Tying Dragons: Legends of the Nine Realms into an Existing Sound World
A name that people are aware of is one they’ll have a certain attachment to, according to Whiter. In the case of DreamWorks’ popular film series, he said that’s as much of an attachment to the “sound world” as it is the dragons themselves. Whiter said it’s especially daunting to follow the work of How to Train Your Dragon‘s composer John Powell.
“Being part of any musical canon, you have to be aware of what has gone before and ensure you respect that and understand why that canon was appraised. Then make sure you’re contributing to it.”
It’s “a real pleasure to be able to have that opportunity,” Whiter said, especially when the source material offers so much to work with.
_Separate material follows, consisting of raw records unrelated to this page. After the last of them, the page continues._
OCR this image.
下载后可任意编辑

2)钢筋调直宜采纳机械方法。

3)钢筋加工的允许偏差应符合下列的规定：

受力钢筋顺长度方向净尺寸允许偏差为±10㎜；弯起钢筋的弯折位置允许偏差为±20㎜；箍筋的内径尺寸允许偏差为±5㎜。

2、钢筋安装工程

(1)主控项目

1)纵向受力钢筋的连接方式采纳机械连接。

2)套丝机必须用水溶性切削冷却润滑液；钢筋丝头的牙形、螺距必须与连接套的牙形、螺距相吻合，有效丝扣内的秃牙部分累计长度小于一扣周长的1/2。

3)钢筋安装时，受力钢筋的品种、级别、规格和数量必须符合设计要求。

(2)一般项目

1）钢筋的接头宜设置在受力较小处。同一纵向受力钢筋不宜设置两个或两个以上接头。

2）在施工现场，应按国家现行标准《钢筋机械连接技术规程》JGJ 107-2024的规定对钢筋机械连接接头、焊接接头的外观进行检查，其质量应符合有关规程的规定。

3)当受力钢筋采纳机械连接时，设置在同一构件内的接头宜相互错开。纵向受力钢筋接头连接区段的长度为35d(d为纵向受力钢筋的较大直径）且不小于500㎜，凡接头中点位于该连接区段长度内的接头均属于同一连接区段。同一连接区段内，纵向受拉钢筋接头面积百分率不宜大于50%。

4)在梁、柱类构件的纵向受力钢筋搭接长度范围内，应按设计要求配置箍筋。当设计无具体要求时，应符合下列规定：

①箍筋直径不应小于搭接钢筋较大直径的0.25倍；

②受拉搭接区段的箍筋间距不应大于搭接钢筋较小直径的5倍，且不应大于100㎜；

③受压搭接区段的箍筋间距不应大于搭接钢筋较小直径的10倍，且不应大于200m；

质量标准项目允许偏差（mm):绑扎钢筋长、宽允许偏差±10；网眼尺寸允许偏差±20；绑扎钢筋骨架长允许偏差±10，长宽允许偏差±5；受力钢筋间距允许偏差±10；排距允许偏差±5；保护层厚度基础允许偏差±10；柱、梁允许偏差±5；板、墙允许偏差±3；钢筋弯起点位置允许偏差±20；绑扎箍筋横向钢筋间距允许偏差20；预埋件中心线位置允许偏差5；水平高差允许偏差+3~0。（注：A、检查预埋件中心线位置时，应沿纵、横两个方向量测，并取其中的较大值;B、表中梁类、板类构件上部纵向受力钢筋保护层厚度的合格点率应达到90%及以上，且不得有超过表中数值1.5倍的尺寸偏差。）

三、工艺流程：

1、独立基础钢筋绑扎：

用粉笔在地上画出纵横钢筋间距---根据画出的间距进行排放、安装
Whiter tries tracing elements that people associate and love about the style of the original music so that he can “bring those nuances into this new sound world.” That musical canon also includes Dragons: The Nine Realms, which builds upon Powell’s work in its own unique way.
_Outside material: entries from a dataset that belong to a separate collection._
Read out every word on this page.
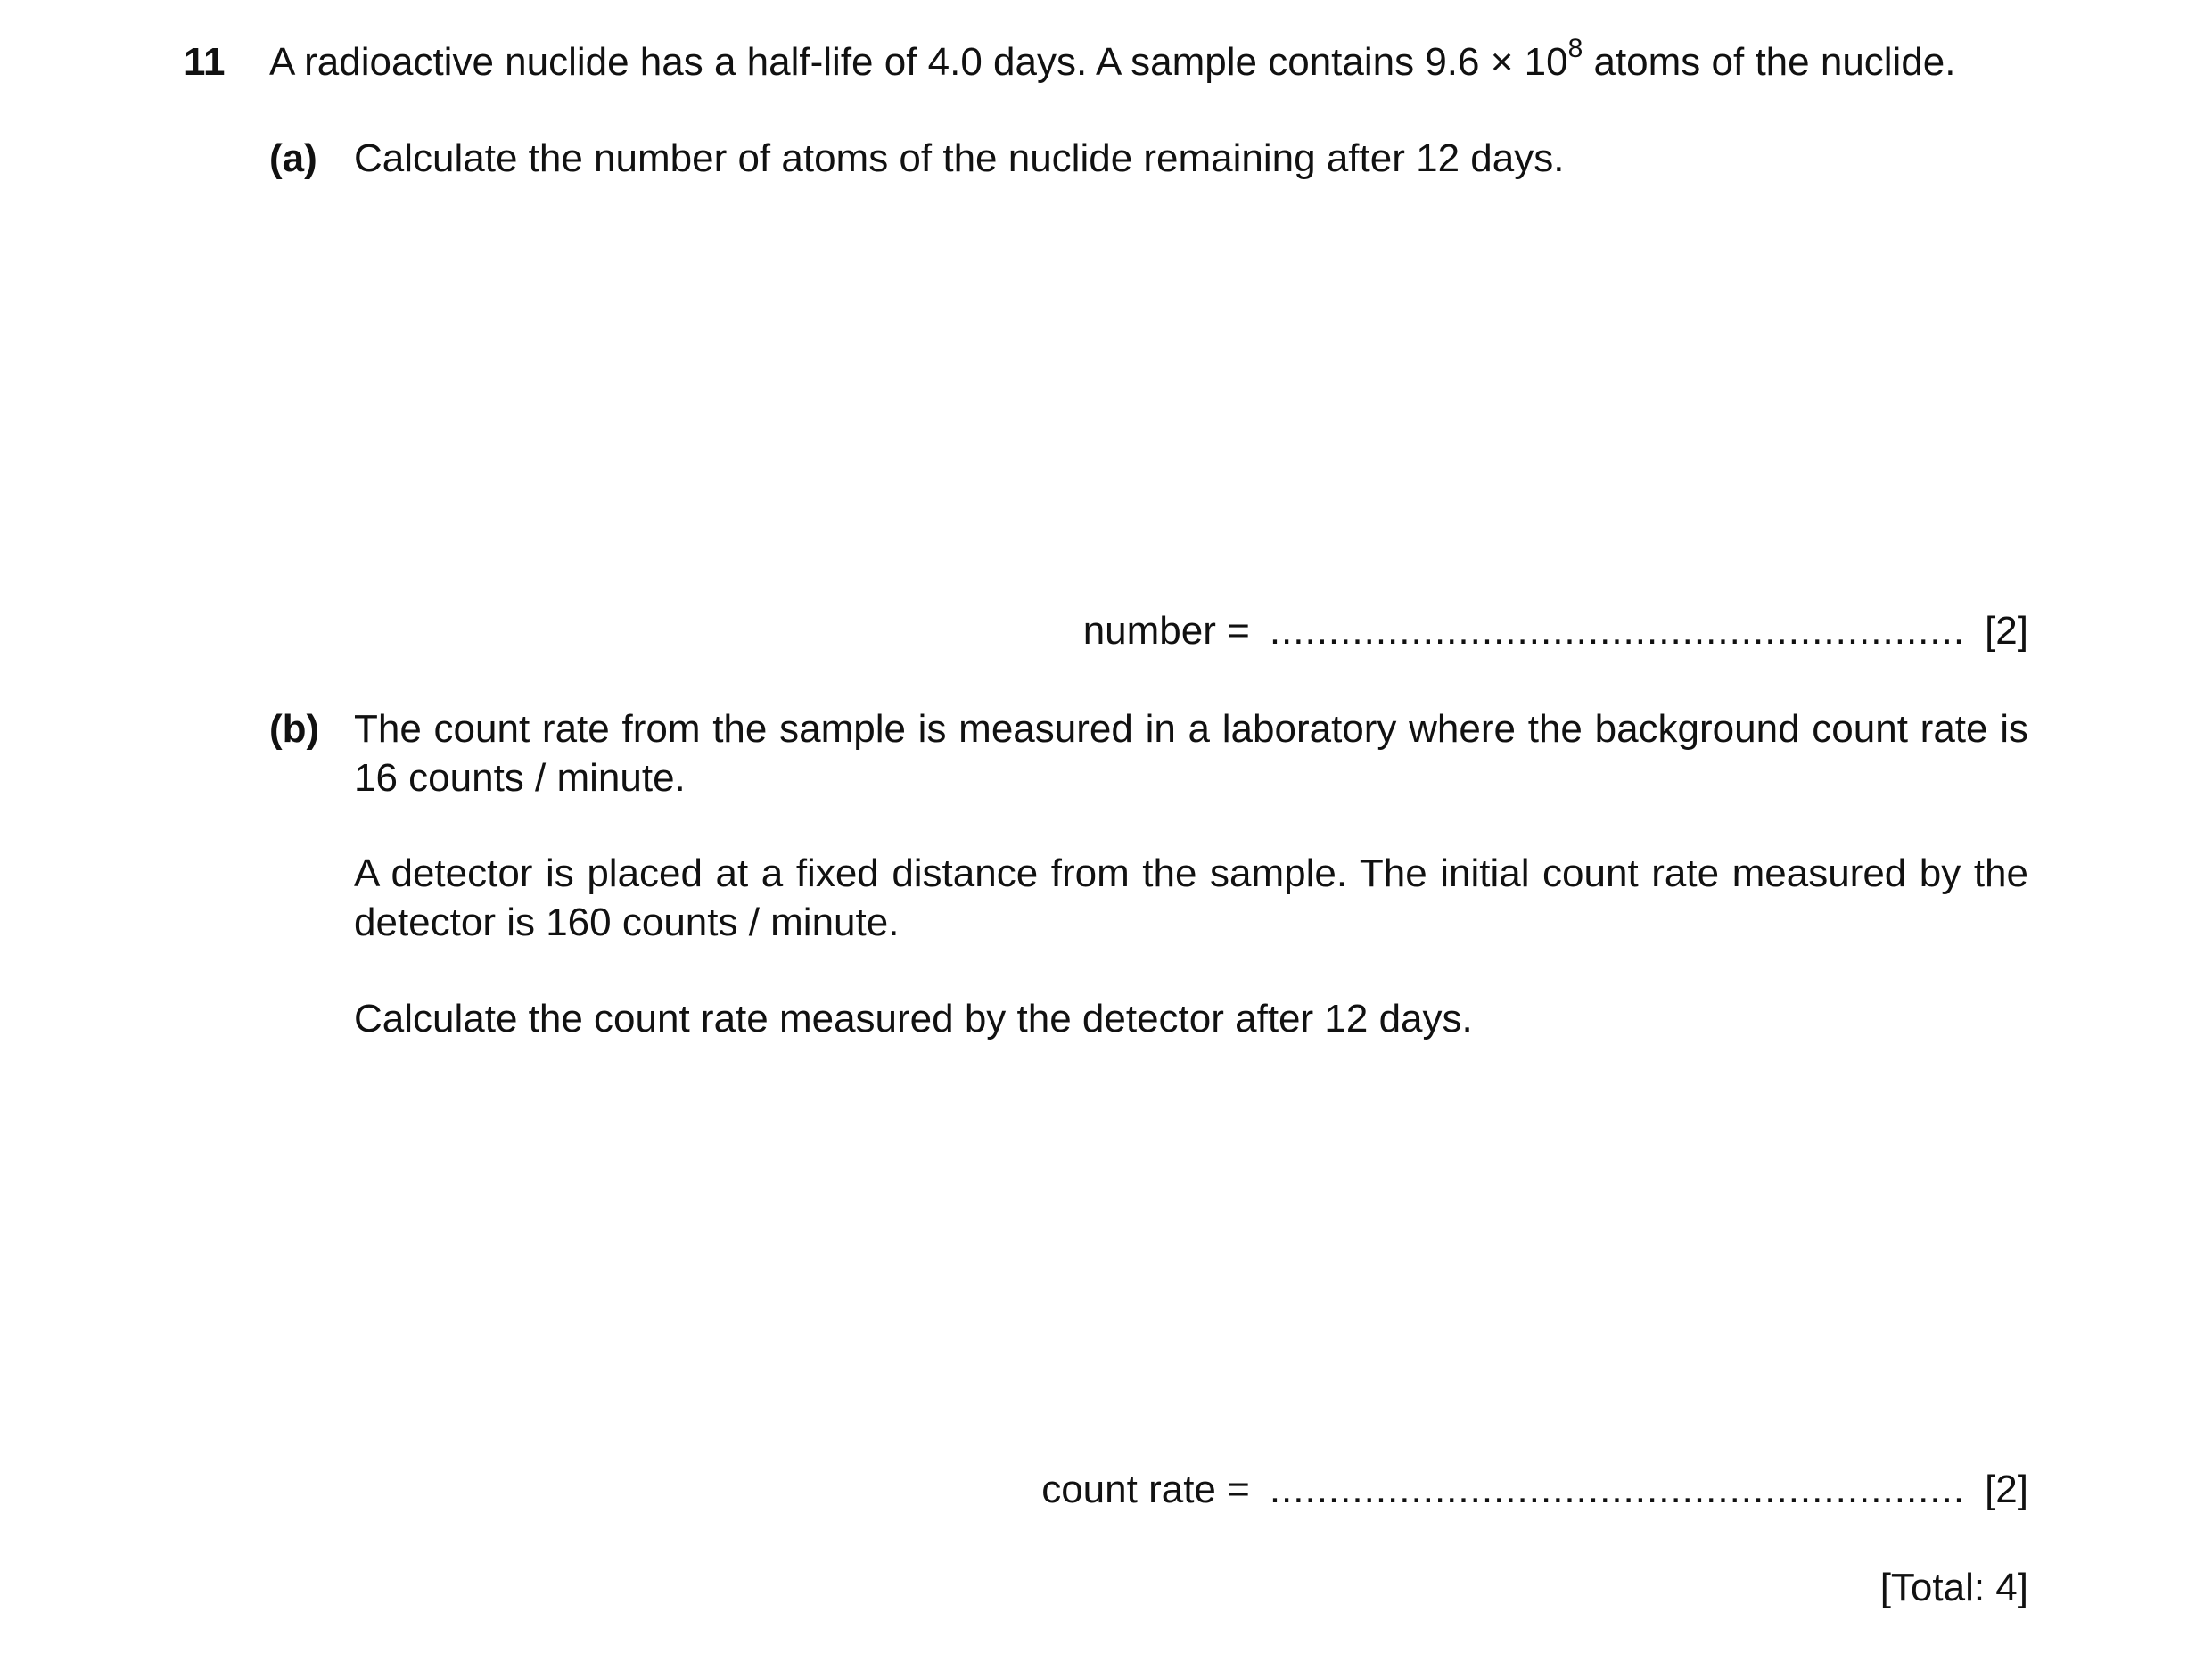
11 A radioactive nuclide has a half-life of 4.0 days. A sample contains $9.6 \times 10^8$ atoms of the nuclide.
(a) Calculate the number of atoms of the nuclide remaining after 12 days.
number = ........................................................... [2]
(b) The count rate from the sample is measured in a laboratory where the background count rate is 16 counts / minute.
A detector is placed at a fixed distance from the sample. The initial count rate measured by the detector is 160 counts / minute.
Calculate the count rate measured by the detector after 12 days.
count rate = ........................................................... [2]
[Total: 4]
AHEARTFUL OF GAMES’ DreamWorks Dragons: Legends of the Nine Realms stands out in this regard, according to Whiter. It ties in with the ongoing streaming series, and Outright Games even released a recording of the game’s main theme being performed by Whiter and the Fames Orchestra to celebrate the November 17 launch of The Nine Realms Season 4 on Peacock and Hulu. Yet Legends is “not set necessarily at the same time,” meaning the composer had to be aware of how this project related to the series’ world.
The ‘Irreplaceability’ of Live Musical Performances
One major aspect of Whiter’s composition on Legends of the Nine Realms was bringing in a variety of woodwinds and Celtic flutes to capture the Viking-inspired world of How to Train Your Dragon. “I always had it in the back of my mind.” His long-time experience as a flutist let him bring his understanding of that soundscape into the project – though Whiter doesn’t necessarily write himself roles in a composition unless he feels it will fit into the work. Often this might be if it needs something he’s handy with late into development, sometimes as a solo part to lay overtop.
“Especially composing these days, you tend to find sometimes you’re multifaceted. You’re not only the composer, there are often many roles you take on. If you have a certain skill set that suits certain projects, there’s no reason not to utilize that.”
Though not every project needs live music, and Whiter said assets like sound libraries can be “useful and powerful” tools, he feels the opportunity to work with musicians is “irreplaceable.” He always aims to work with live musicians when he can, be it in orchestras or layering individual recordings to an existing sound. “It can make the difference between music sounding alive and feeling not quite as alive as it could be.”
Working with an orchestra on Legends of the Nine Realms was one of the great pleasures of the project for Whiter. “Huge thanks go to Outright Games and AHEARTFUL OF GAMES. As a sound world, it’s great to be involved in some way.” While he can’t speak much to the marketing side of the industry, he knows how much audio can bring to both gameplay and narrative immersion, and appreciates how “Universal and the other cogs involved with Dragons” were open to highlighting the hard work of talented musicians and audio teams.
DreamWorks Dragons: Legends of the Nine Realms is available now on PC, PS4, PS5, Switch, Xbox One, and Xbox Series X/S.